After the 45th president's first hundred days has passed, American consumers can expect the administration to get down to brass tacks with its agenda.
While most bankruptcy professionals have not seen concrete signs that President Trump intends to initiate massive changes with the current system in place affecting consumer bankruptcies, there still are many subtle influences he could wield from his post.
Executive orders have proven to be an expedient way to achieve desired results for recent presidents. However, the internal workings of the bankruptcy courts rest largely with the way the Department of Justice interprets and administers the law.
Trustees are DOJ appointees. They can determine that a consumer's Chapter 7 bankruptcy must be filed as a Chapter 13 bankruptcy. The Means Test is used to identify those consumers who are able to repay some of their debt.
The Means Test indicates whether debtors are presumed to have enough resources to make some restitution to creditors. Abuse of the bankruptcy system is not allowed.

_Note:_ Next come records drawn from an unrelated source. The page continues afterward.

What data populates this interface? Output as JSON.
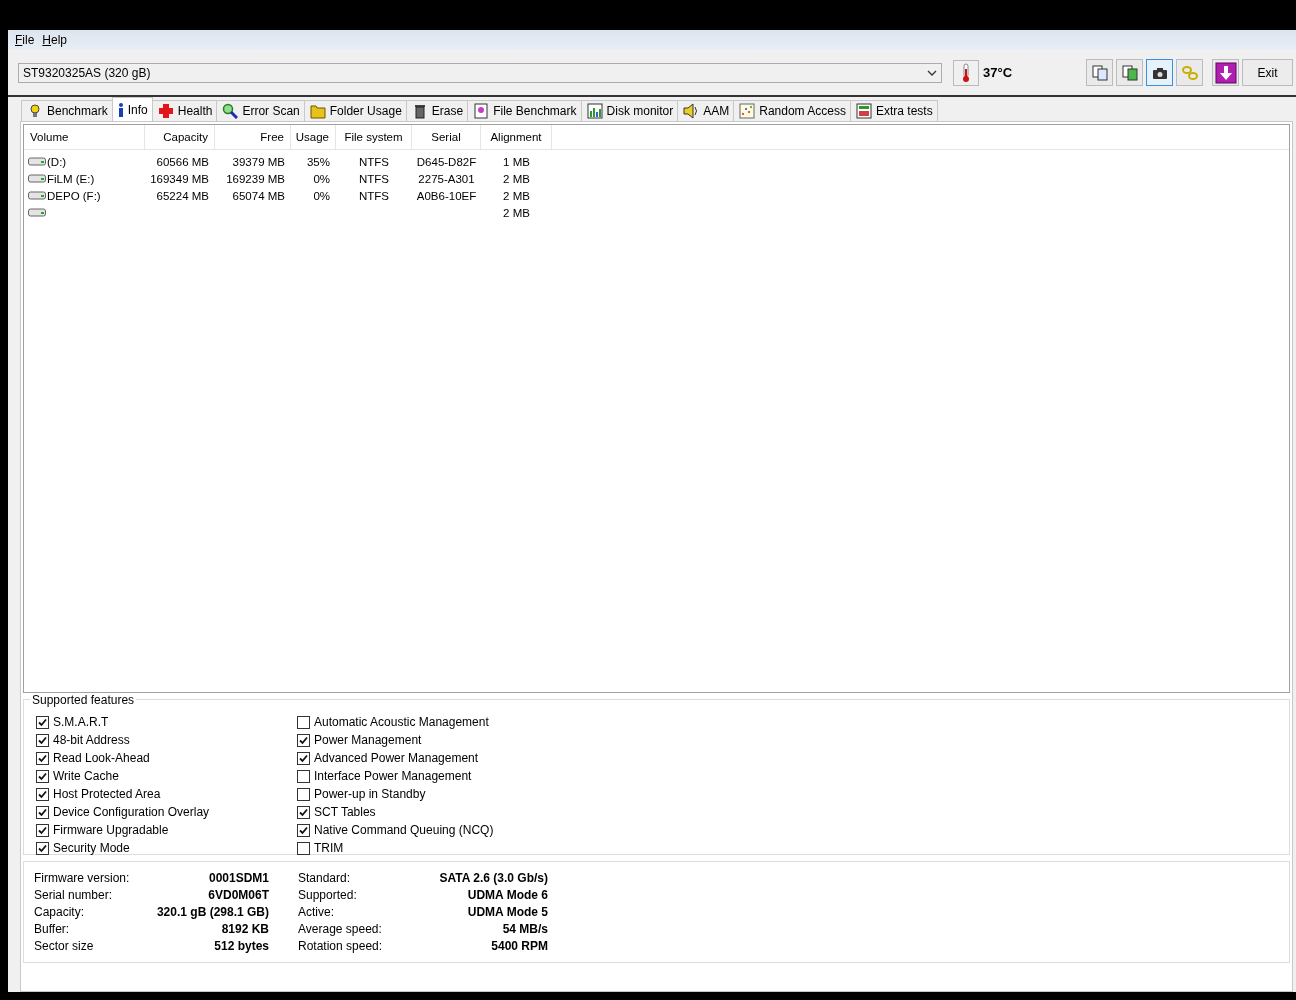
{
  "menu": [
    {
      "label": "File"
    },
    {
      "label": "Help"
    }
  ],
  "toolbar": {
    "drive": "ST9320325AS (320 gB)",
    "temperature": "37°C",
    "buttons": [
      {
        "selected": false
      },
      {
        "selected": false
      },
      {
        "selected": true
      },
      {
        "selected": false
      },
      {
        "selected": false
      }
    ],
    "exit": "Exit"
  },
  "tabs": [
    {
      "label": "Benchmark",
      "selected": false
    },
    {
      "label": "Info",
      "selected": true
    },
    {
      "label": "Health",
      "selected": false
    },
    {
      "label": "Error Scan",
      "selected": false
    },
    {
      "label": "Folder Usage",
      "selected": false
    },
    {
      "label": "Erase",
      "selected": false
    },
    {
      "label": "File Benchmark",
      "selected": false
    },
    {
      "label": "Disk monitor",
      "selected": false
    },
    {
      "label": "AAM",
      "selected": false
    },
    {
      "label": "Random Access",
      "selected": false
    },
    {
      "label": "Extra tests",
      "selected": false
    }
  ],
  "volumes": {
    "columns": [
      "Volume",
      "Capacity",
      "Free",
      "Usage",
      "File system",
      "Serial",
      "Alignment"
    ],
    "rows": [
      [
        "(D:)",
        "60566 MB",
        "39379 MB",
        "35%",
        "NTFS",
        "D645-D82F",
        "1 MB"
      ],
      [
        "FiLM (E:)",
        "169349 MB",
        "169239 MB",
        "0%",
        "NTFS",
        "2275-A301",
        "2 MB"
      ],
      [
        "DEPO (F:)",
        "65224 MB",
        "65074 MB",
        "0%",
        "NTFS",
        "A0B6-10EF",
        "2 MB"
      ],
      [
        "",
        "",
        "",
        "",
        "",
        "",
        "2 MB"
      ]
    ]
  },
  "features": {
    "title": "Supported features",
    "items": [
      {
        "label": "S.M.A.R.T",
        "checked": true
      },
      {
        "label": "48-bit Address",
        "checked": true
      },
      {
        "label": "Read Look-Ahead",
        "checked": true
      },
      {
        "label": "Write Cache",
        "checked": true
      },
      {
        "label": "Host Protected Area",
        "checked": true
      },
      {
        "label": "Device Configuration Overlay",
        "checked": true
      },
      {
        "label": "Firmware Upgradable",
        "checked": true
      },
      {
        "label": "Security Mode",
        "checked": true
      },
      {
        "label": "Automatic Acoustic Management",
        "checked": false
      },
      {
        "label": "Power Management",
        "checked": true
      },
      {
        "label": "Advanced Power Management",
        "checked": true
      },
      {
        "label": "Interface Power Management",
        "checked": false
      },
      {
        "label": "Power-up in Standby",
        "checked": false
      },
      {
        "label": "SCT Tables",
        "checked": true
      },
      {
        "label": "Native Command Queuing (NCQ)",
        "checked": true
      },
      {
        "label": "TRIM",
        "checked": false
      }
    ]
  },
  "details": {
    "left": [
      {
        "label": "Firmware version:",
        "value": "0001SDM1"
      },
      {
        "label": "Serial number:",
        "value": "6VD0M06T"
      },
      {
        "label": "Capacity:",
        "value": "320.1 gB (298.1 GB)"
      },
      {
        "label": "Buffer:",
        "value": "8192 KB"
      },
      {
        "label": "Sector size",
        "value": "512 bytes"
      }
    ],
    "right": [
      {
        "label": "Standard:",
        "value": "SATA 2.6 (3.0 Gb/s)"
      },
      {
        "label": "Supported:",
        "value": "UDMA Mode 6"
      },
      {
        "label": "Active:",
        "value": "UDMA Mode 5"
      },
      {
        "label": "Average speed:",
        "value": "54 MB/s"
      },
      {
        "label": "Rotation speed:",
        "value": "5400 RPM"
      }
    ]
  }
}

However, debtors can offer evidence that overcomes the presumption of abuse not taken into account by the Means Test calculation.
If challenged, debtors must overcome the presumption or file for Chapter 13. Creditors, bankruptcy judges and trustees all may challenge debtors. Should the Trump administration, under right-leaning Attorney General Sessions, take a more hard-line approach to debtors -- via challenges and audits -- it is indeed possible consumers could notice negative repercussions.
That's why it's best not to leave your financial fate up to other forces. Examine all of your legal options to make sure that you make the best choice.